For the moment, I've written a script to copy/rename/delete our files
so that they are gradually migrated to new AGs. FWIW, I noticed that
this operation is significantly faster on an EL6.2-based kernel
(2.6.32) compared to EL5 (2.6.18). I'm also using the 'delaylog'
mount option which probably helps a bit. I still have a few other
curiosities about this particular issue though:
On Sun, Mar 11, 2012 at 5:56 PM, Dave Chinner <david@xxxxxxxxxxxxx> wrote:
> Entirely normal. some operations require Io to complete (e.g.
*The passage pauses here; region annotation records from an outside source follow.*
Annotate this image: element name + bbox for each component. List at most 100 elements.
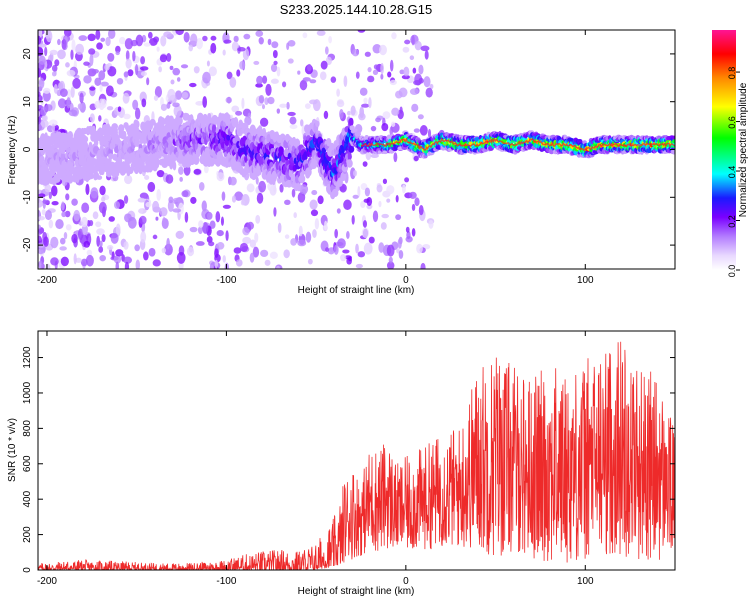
spectrogram-noise-blob	[376, 184, 383, 193]
spectrogram-noise-blob	[314, 218, 320, 230]
spectrogram-noise-blob	[134, 107, 141, 120]
spectrogram-ridge-cell	[111, 123, 118, 131]
spectrogram-noise-blob	[339, 108, 344, 120]
spectrogram-noise-blob	[406, 230, 411, 240]
spectrogram-noise-blob	[172, 102, 180, 108]
spectrogram-noise-blob	[357, 251, 366, 258]
spectrogram-noise-blob	[106, 106, 114, 111]
spectrogram-noise-blob	[44, 210, 52, 221]
spectrogram-noise-blob	[123, 113, 131, 120]
spectrogram-noise-blob	[364, 187, 371, 197]
spectrogram-noise-blob	[355, 243, 359, 254]
spectrogram-noise-blob	[158, 66, 162, 73]
spectrogram-noise-blob	[66, 69, 76, 77]
spectrogram-noise-blob	[299, 184, 309, 195]
spectrogram-noise-blob	[393, 152, 398, 163]
spectrogram-noise-blob	[38, 55, 46, 66]
spectrogram-noise-blob	[95, 221, 102, 228]
spectrogram-noise-blob	[124, 261, 130, 269]
spectrogram-ridge-cell	[149, 118, 156, 126]
spectrogram-noise-blob	[402, 46, 410, 53]
spectrogram-noise-blob	[45, 263, 51, 269]
spectrogram-noise-blob	[83, 240, 91, 248]
spectrogram-noise-blob	[115, 223, 121, 236]
spectrogram-ridge-cell	[159, 117, 166, 127]
spectrogram-noise-blob	[105, 85, 114, 97]
spectrogram-noise-blob	[305, 231, 312, 243]
spectrogram-noise-blob	[286, 101, 290, 110]
spectrogram-noise-blob	[195, 101, 204, 106]
spectrogram-noise-blob	[38, 43, 47, 48]
spectrogram-noise-blob	[193, 66, 200, 74]
spectrogram-ridge-cell	[134, 139, 140, 147]
spectrogram-noise-blob	[398, 250, 404, 259]
spectrogram-noise-blob	[273, 60, 278, 65]
spectrogram-noise-blob	[71, 39, 76, 52]
spectrogram-noise-blob	[96, 228, 105, 235]
spectrogram-noise-blob	[233, 247, 242, 254]
spectrogram-noise-blob	[203, 165, 209, 174]
spectrogram-noise-blob	[210, 42, 217, 54]
spectrogram-ridge-cell	[51, 163, 57, 174]
spectrogram-noise-blob	[246, 221, 254, 230]
spectrogram-noise-blob	[206, 212, 213, 220]
spectrogram-noise-blob	[215, 211, 221, 223]
spectrogram-noise-blob	[382, 178, 388, 185]
spectrogram-noise-blob	[75, 257, 82, 263]
spectrogram-ridge-cell	[298, 174, 306, 184]
spectrogram-noise-blob	[362, 161, 368, 167]
spectrogram-noise-blob	[380, 222, 387, 230]
spectrogram-noise-blob	[409, 88, 419, 95]
spectrogram-noise-blob	[159, 54, 168, 63]
spectrogram-noise-blob	[319, 71, 327, 81]
spectrogram-noise-blob	[229, 76, 237, 88]
spectrogram-noise-blob	[360, 200, 366, 209]
spectrogram-noise-blob	[99, 240, 103, 248]
spectrogram-noise-blob	[53, 83, 58, 94]
spectrogram-noise-blob	[334, 228, 338, 239]
spectrogram-noise-blob	[72, 78, 81, 89]
spectrogram-noise-blob	[320, 60, 328, 70]
spectrogram-noise-blob	[264, 259, 271, 266]
spectrogram-noise-blob	[188, 44, 194, 52]
spectrogram-noise-blob	[351, 48, 360, 57]
spectrogram-noise-blob	[333, 244, 339, 255]
y-tick-label: -10	[22, 190, 33, 205]
spectrogram-noise-blob	[397, 238, 402, 249]
spectrogram-noise-blob	[222, 255, 226, 263]
spectrogram-noise-blob	[412, 67, 417, 74]
spectrogram-noise-blob	[386, 185, 395, 195]
spectrogram-noise-blob	[309, 199, 318, 210]
spectrogram-noise-blob	[388, 256, 393, 264]
spectrogram-noise-blob	[49, 49, 58, 56]
spectrogram-noise-blob	[225, 97, 233, 104]
spectrogram-noise-blob	[189, 226, 198, 233]
spectrogram-noise-blob	[145, 201, 152, 208]
snr-series-line	[38, 341, 675, 570]
colorbar-tick-label: 0.8	[727, 67, 737, 80]
spectrogram-noise-blob	[262, 75, 268, 84]
spectrogram-noise-blob	[124, 213, 132, 223]
spectrogram-noise-blob	[242, 226, 250, 236]
spectrogram-noise-blob	[276, 108, 281, 114]
spectrogram-noise-blob	[95, 30, 101, 40]
spectrogram-noise-blob	[124, 38, 133, 50]
spectrogram-noise-blob	[160, 35, 167, 47]
spectrogram-ridge-cell	[348, 145, 355, 153]
spectrogram-noise-blob	[287, 39, 296, 47]
spectrogram-noise-blob	[380, 62, 384, 75]
spectrogram-noise-blob	[166, 237, 170, 250]
spectrogram-noise-blob	[43, 87, 51, 94]
y-tick-label: 1000	[22, 381, 33, 404]
spectrogram-ridge-cell	[54, 174, 61, 183]
spectrogram-noise-blob	[208, 241, 215, 247]
spectrogram-noise-blob	[216, 172, 225, 182]
spectrogram-noise-blob	[379, 44, 387, 56]
spectrogram-noise-blob	[368, 97, 372, 109]
spectrogram-noise-blob	[340, 254, 347, 262]
spectrogram-noise-blob	[325, 247, 330, 252]
y-tick-label: 800	[22, 420, 33, 437]
spectrogram-noise-blob	[41, 208, 46, 216]
spectrogram-noise-blob	[173, 105, 182, 118]
spectrogram-noise-blob	[144, 175, 150, 181]
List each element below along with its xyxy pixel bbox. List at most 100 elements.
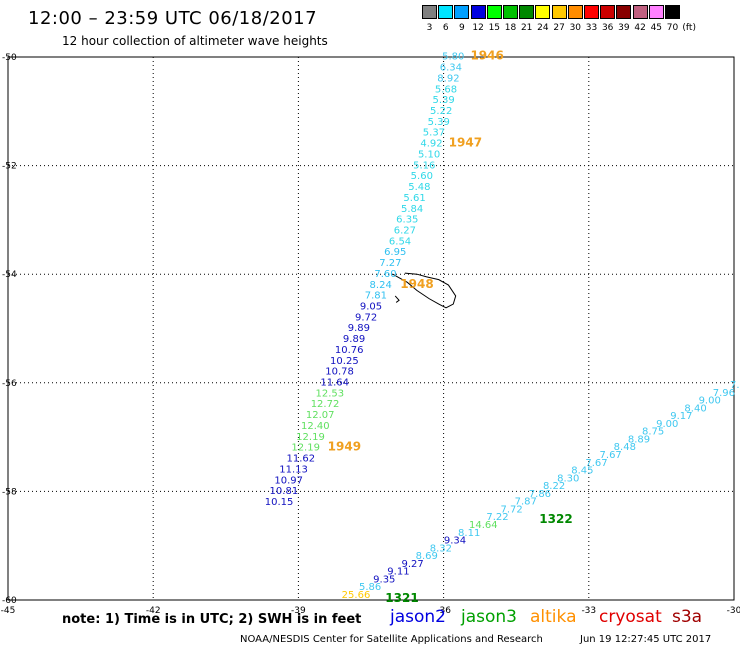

> reading directory blocks to find where to insert the new entry),
> while adding the first file to a directory generally requires zero
> IO. You're seeing the difference between cold cache and hot cache
In this situation, any files written to the same directory exhibited
this issue regardless of cache state. For example:
Takes 300ms to complete:
Takes 600ms to complete:
touch tmp/0 tmp/1
Takes 1200ms to complete:
touch tmp/0 tmp/1 tmp/2 tmp/3
I would expect the directory to be cached after the first file is
created. I don't understand why all subsequent writes were affected
> Go look up what the inode32 and inode64 mount options do. The
> default is inode32....
So now that we're mounting inode64, I wonder if we'll see degraded
performance in the future due to a sub-optimal on-disk layout of our
data. Even though I am migrating data to other AGs, will there be any
permanent "damage" to AG0 since it had to allocate 1B inodes? What
happens to all of that metadata when the files are removed?